You can buy a set of F-250 guide pins for just over $6 per caliper. That’s $12-13 for either front or rear. And you can buy a set of rubber boots for an F-250 (for front or rear brakes) for just over $3. So the F-250 full brake job cost, which in Michigan is $513-$589 for either front or rear, would increase by between 15 and 16 bucks.

If you’ll recall from Andrew Markel’s video, he estimates that a torn boot robbed a driver of 15,000 miles of pad life — over a year of driving time for the average U.S. driver. If his estimate’s correct, that’s 16 bucks for new pins and boots — or three bucks for new boots alone — with the average return being an extra year of not needing a brake job. To me, that’s getting your money’s worth.


A few weeks ago, I was a passenger in a Mercedes-Benz Sprinter passenger van — a new one — and we got stuck for over an hour in traffic. To make up time, the driver found a country road and gunned it. We were going 20% or more above the speed limit most of the way, which got a little crazy on curves. And every time he hit the brakes, I thought about brake heat.

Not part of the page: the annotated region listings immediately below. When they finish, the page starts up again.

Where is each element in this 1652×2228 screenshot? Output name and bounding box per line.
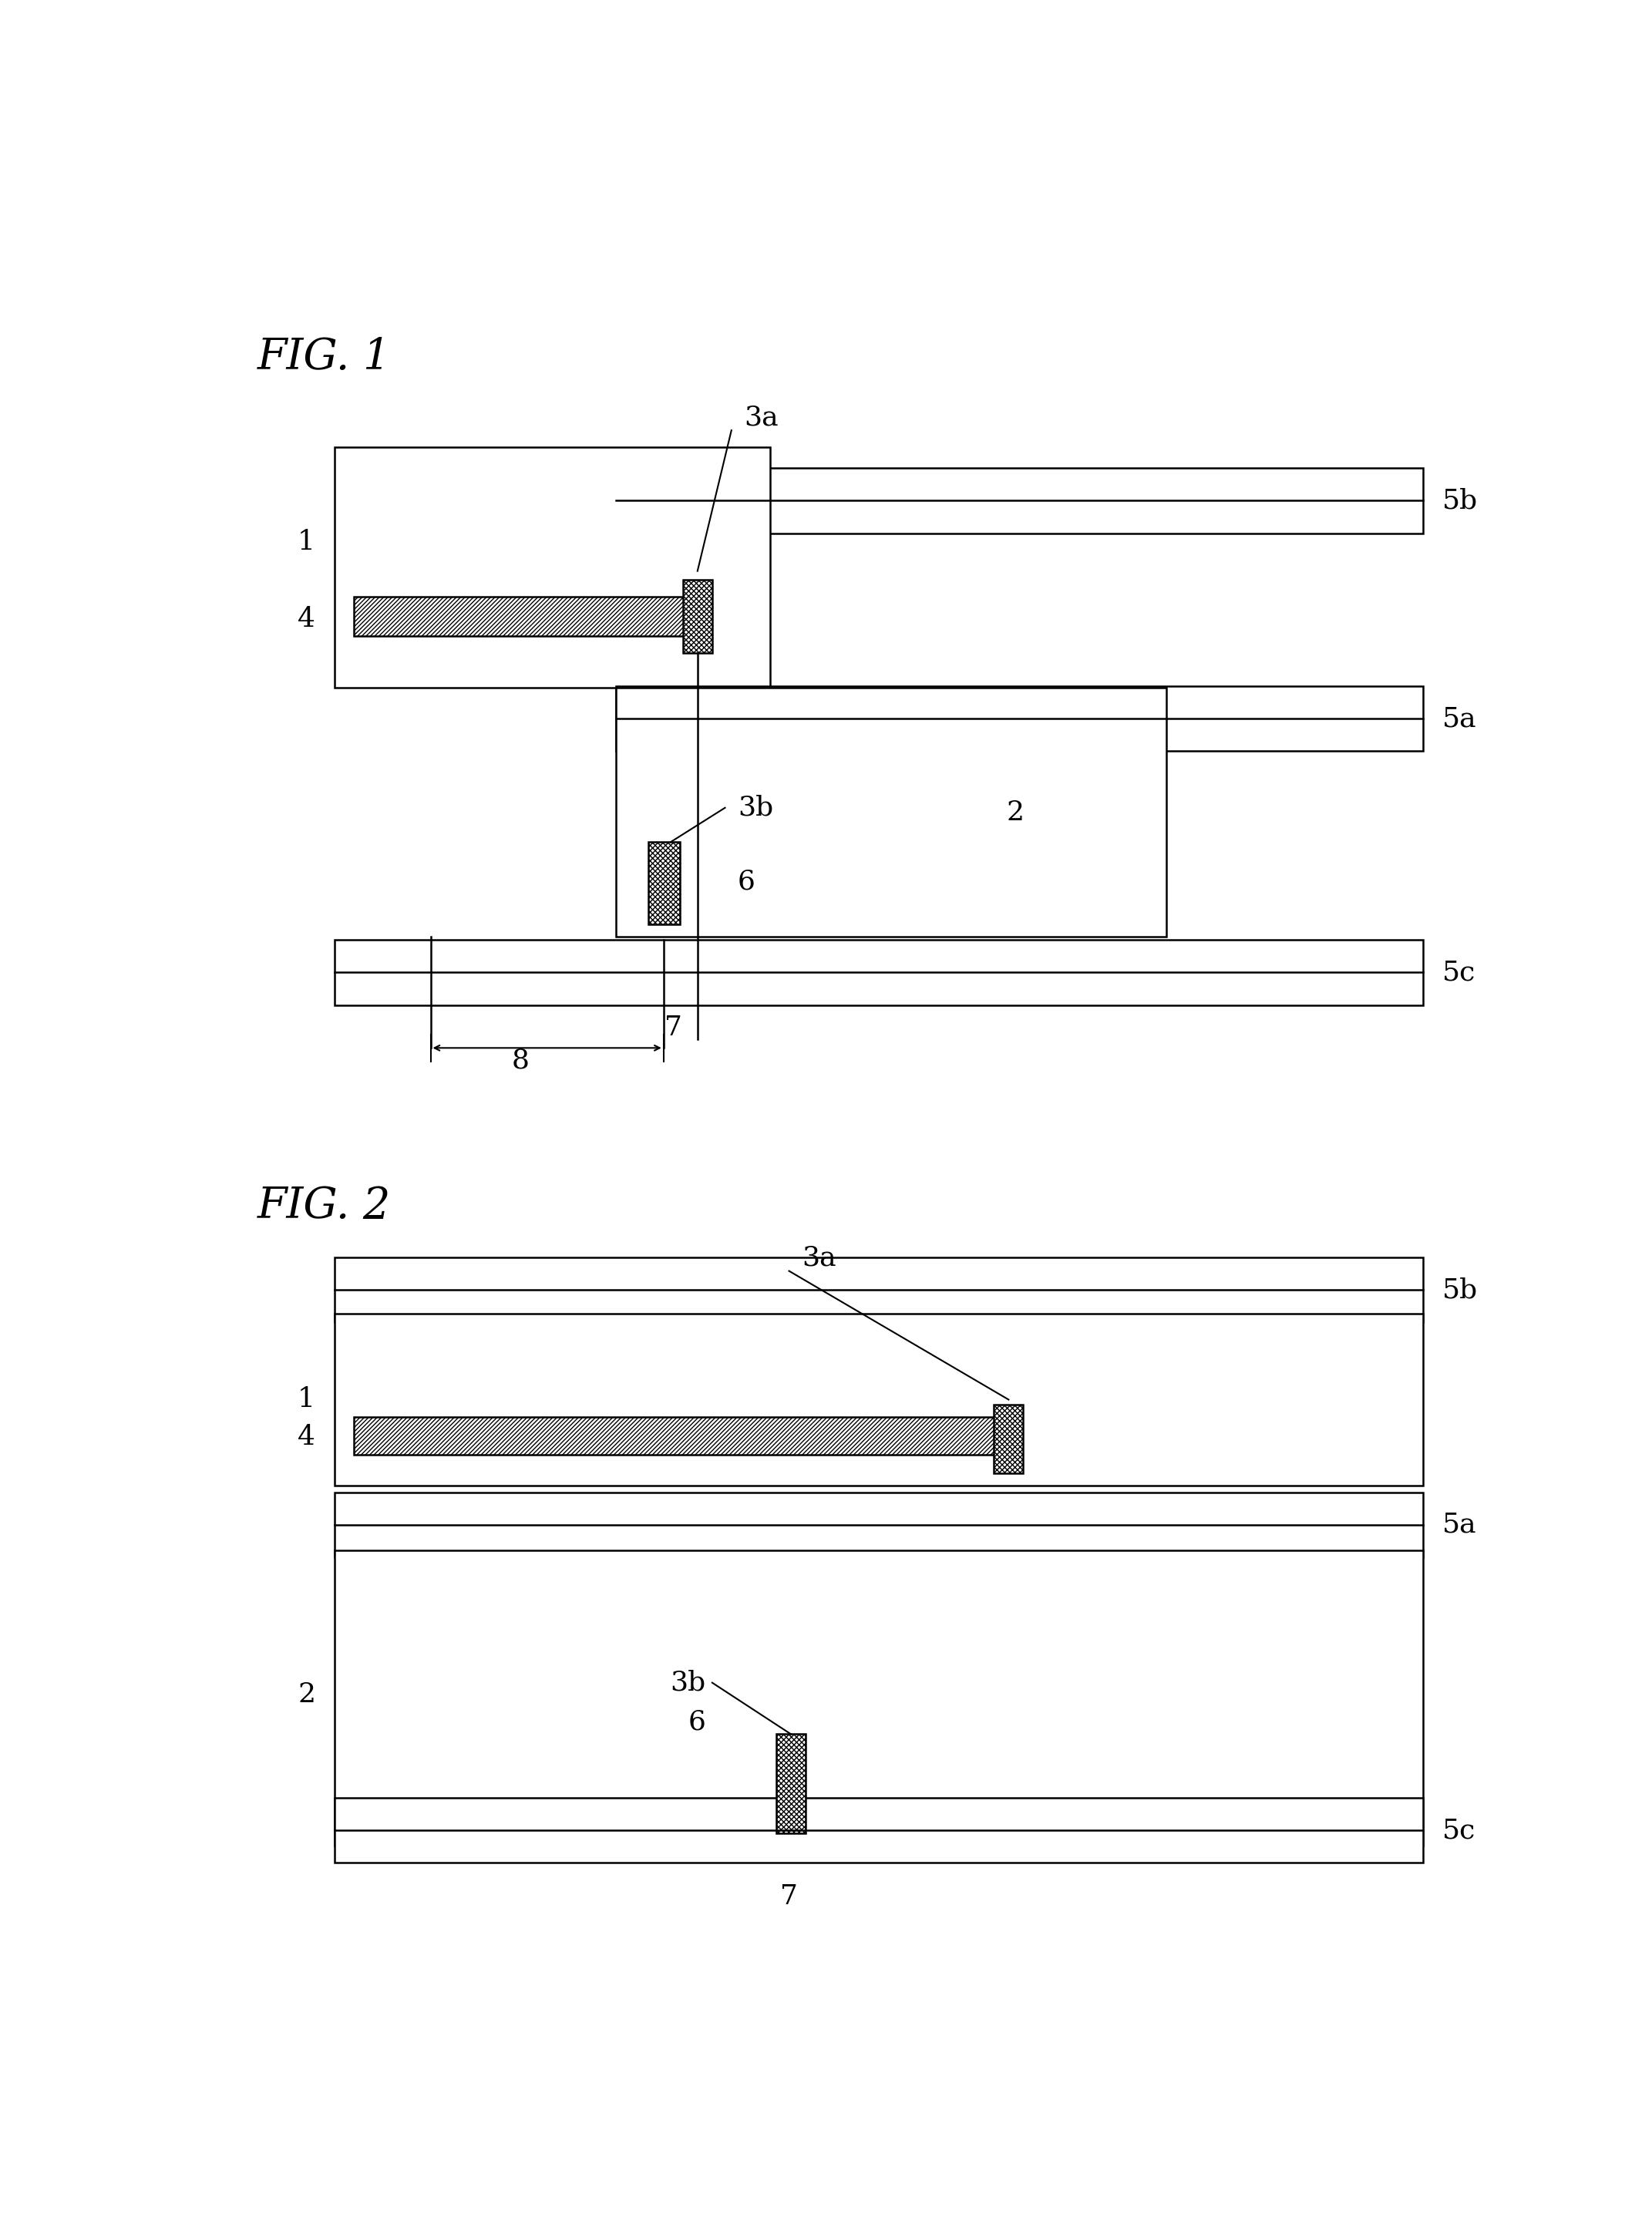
Bar [334,1551,1422,1845]
Bar [334,940,1422,1005]
Bar [776,1733,806,1834]
Bar [648,842,681,925]
Text: 7: 7 [664,1014,682,1040]
Bar [334,1315,1422,1486]
Text: 4: 4 [297,1424,316,1450]
Bar [354,1417,1013,1455]
Text: 8: 8 [512,1047,529,1074]
Text: 4: 4 [297,606,316,633]
Text: 3a: 3a [743,403,778,430]
Bar [616,688,1166,936]
Text: 6: 6 [689,1709,705,1736]
Bar [616,468,1422,532]
Text: 5c: 5c [1442,960,1475,985]
Text: 6: 6 [738,869,755,896]
Bar [995,1406,1023,1473]
Bar [334,1493,1422,1557]
Text: 3a: 3a [801,1245,836,1270]
Bar [682,579,712,653]
Text: FIG. 2: FIG. 2 [258,1185,392,1228]
Text: 2: 2 [1006,800,1024,827]
Text: 5b: 5b [1442,1277,1477,1303]
Text: 5b: 5b [1442,488,1477,515]
Text: 5a: 5a [1442,706,1477,731]
Text: 5a: 5a [1442,1513,1477,1537]
Text: FIG. 1: FIG. 1 [258,336,392,379]
Text: 7: 7 [780,1883,798,1909]
Bar [334,1798,1422,1863]
Bar [334,1257,1422,1323]
Text: 3b: 3b [671,1669,705,1696]
Bar [334,448,770,688]
Bar [616,686,1422,751]
Text: 3b: 3b [738,795,773,820]
Bar [354,597,699,637]
Text: 1: 1 [297,1386,316,1413]
Text: 5c: 5c [1442,1818,1475,1843]
Text: 2: 2 [297,1682,316,1709]
Text: 1: 1 [297,528,316,555]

Heat is, after all, what brakes do. They convert our momentum — speed + weight + slope — into heat. And that heat, according to the SAE paper we looked at, gets high enough to deform parts in the brake system.

There are pad-slap brake jobs, and then there are full or complete brake jobs. The latter are more expensive, but they also reset your brake system to like-new performance and — as a side benefit — they increase the time until your next brake job. That was something I didn’t know years ago, driving a van of kids downhill on a curvy mountain road.